La Linière de Cagny poursuit sa logique d'investissements
Alors que le site de teillage de Granville-Langannerie tourne à plein régime, la Coopérative Linière de Cagny poursuit sa logique d'investissements : bâtiment d'attente pour les linières, humidificateur de poussière avec malaxeur pour le transport, quai de chargement, préséparateur de graines... Le prix de la résilience et un pari sur l'avenir.
1965 : avec 38 adhérents, le teillage de Cagny devient une coopérative. Soixante ans plus tard et après avoir posé ses lignes qui tournent en 3 X 8 depuis le 30 mars 2025 à Grainville-Langannerie, elle fédère plus de 300 adhérents (une soixantaine de plus que l'an dernier). Quant à la sole, elle va crescendo : 2 900 ha en 2024, 3 600 ha en 2025 et 4 000 ha en 2026 avec une nouveauté. "C'est la première année que nous produisons notre semence", s'est félicitée Lucie Viel, président de la Coopérative de Cagny qui a tenu le 2 avril dernier son assemblée générale. "L'écapsuleuse de la CUMA de la Fleur Bleue est arrivée". À côté du stripage-fauchage, l'objectif est clairement affiché : "assurer 100 % de l'approvisionnement en semences même en cas de pépin". Cerise sur le gâteau : élargir l'offre génétique variétal sur le lin d'hiver.
56 plateaux par semaine
En attendant, ça cadence pas mal à Cagny. Après des niveaux de report inégalés, le teillage est passé dans une autre dimension. La tendance s'inverse avec une récolte 2024 achevée. Un effet 3 X 8 sans nul doute mais également un excellent taux de fonctionnement atteignant par exemple 82 % en mars. Sur la récolte 2025, cela représente 2 500 balles par semaine soit 56 plateaux. Elle devrait s'achever en décembre prochain. Et à propos de plateaux, la coopérative a réinvesti dans 4 unités dont 2 à freinage double ligne pneumatique pouvant rouler à 40 km/h. Un parc de plateaux numérotés de 1 à 19 histoire de ne pas repartir avec celui du voisin.

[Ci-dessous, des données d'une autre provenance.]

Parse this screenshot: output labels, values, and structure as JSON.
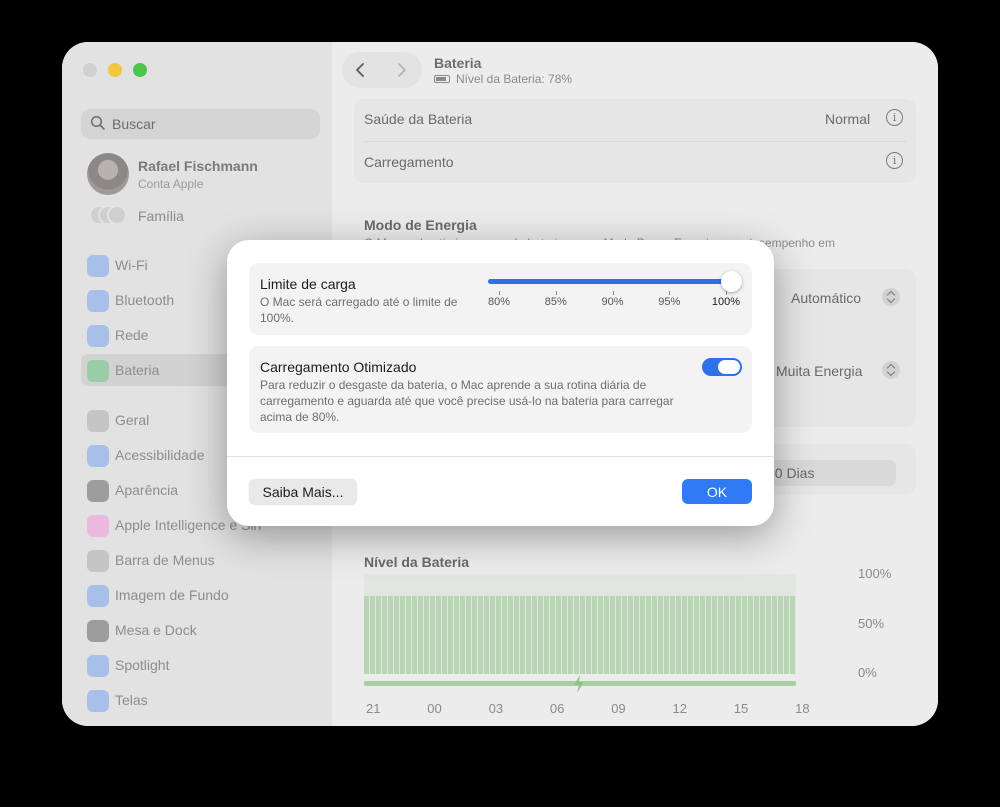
{
  "window": {
    "search_placeholder": "Buscar",
    "profile": {
      "name": "Rafael Fischmann",
      "subtitle": "Conta Apple"
    },
    "family_label": "Família",
    "sidebar_items": [
      {
        "label": "Wi-Fi",
        "icon": "wifi-icon",
        "color": "#3b82f6"
      },
      {
        "label": "Bluetooth",
        "icon": "bluetooth-icon",
        "color": "#3b82f6"
      },
      {
        "label": "Rede",
        "icon": "globe-icon",
        "color": "#3b82f6"
      },
      {
        "label": "Bateria",
        "icon": "battery-icon",
        "color": "#34c759",
        "selected": true
      },
      {
        "label": "Geral",
        "icon": "gear-icon",
        "color": "#8e8e93"
      },
      {
        "label": "Acessibilidade",
        "icon": "accessibility-icon",
        "color": "#3b82f6"
      },
      {
        "label": "Aparência",
        "icon": "appearance-icon",
        "color": "#1d1d1f"
      },
      {
        "label": "Apple Intelligence e Siri",
        "icon": "siri-icon",
        "color": "#ff6ad5"
      },
      {
        "label": "Barra de Menus",
        "icon": "menubar-icon",
        "color": "#8e8e93"
      },
      {
        "label": "Imagem de Fundo",
        "icon": "wallpaper-icon",
        "color": "#3b82f6"
      },
      {
        "label": "Mesa e Dock",
        "icon": "dock-icon",
        "color": "#1d1d1f"
      },
      {
        "label": "Spotlight",
        "icon": "spotlight-icon",
        "color": "#3b82f6"
      },
      {
        "label": "Telas",
        "icon": "display-icon",
        "color": "#3b82f6"
      }
    ]
  },
  "header": {
    "title": "Bateria",
    "subtitle": "Nível da Bateria: 78%"
  },
  "main": {
    "health_label": "Saúde da Bateria",
    "health_value": "Normal",
    "charging_label": "Carregamento",
    "energy_mode_title": "Modo de Energia",
    "energy_mode_desc": "O Mac pode otimizar o uso da bateria com o Modo Pouca Energia ou o desempenho em",
    "energy_value_1": "Automático",
    "energy_value_2": "Muita Energia",
    "range_tab": "10 Dias",
    "battery_level_title": "Nível da Bateria",
    "y_labels": [
      "100%",
      "50%",
      "0%"
    ],
    "x_labels": [
      "21",
      "00",
      "03",
      "06",
      "09",
      "12",
      "15",
      "18"
    ]
  },
  "dialog": {
    "charge_limit": {
      "title": "Limite de carga",
      "description": "O Mac será carregado até o limite de 100%.",
      "ticks": [
        "80%",
        "85%",
        "90%",
        "95%",
        "100%"
      ],
      "value": 100
    },
    "optimized": {
      "title": "Carregamento Otimizado",
      "description": "Para reduzir o desgaste da bateria, o Mac aprende a sua rotina diária de carregamento e aguarda até que você precise usá-lo na bateria para carregar acima de 80%.",
      "enabled": true
    },
    "learn_more": "Saiba Mais...",
    "ok": "OK"
  },
  "colors": {
    "accent": "#2f7bf5",
    "chart_green": "#b9d5b6"
  }
}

Si la productivité de l'outil est conforme aux prévisions, Cagny reste dans une logique d'investissements (construction d'un bâtiment d'attente pour les linières, humidificateur de poussière avec malaxeur pour le transport, second tracteur, quai de chargement, préséparateur de graines...) pour atteindre une augmentation des hectares au maximum de la capacité. "Il faut que la coopérative ait les reins solides", s'est dit convaincu son directeur Arnaud Chapron.
Une solidité encore plus forte pour faire face aux aléas du marché : 9,08 €/kg en mars 2024 (fibre longue) pour redescendre à 3,33 €/kg en janvier 2025 puis remonter à 5,56 €/kg en janvier de cette année. "Le lin doit rester dans des prix raisonnables pour le consommateur. Les prix forts ont été pénalisants sur le court terme".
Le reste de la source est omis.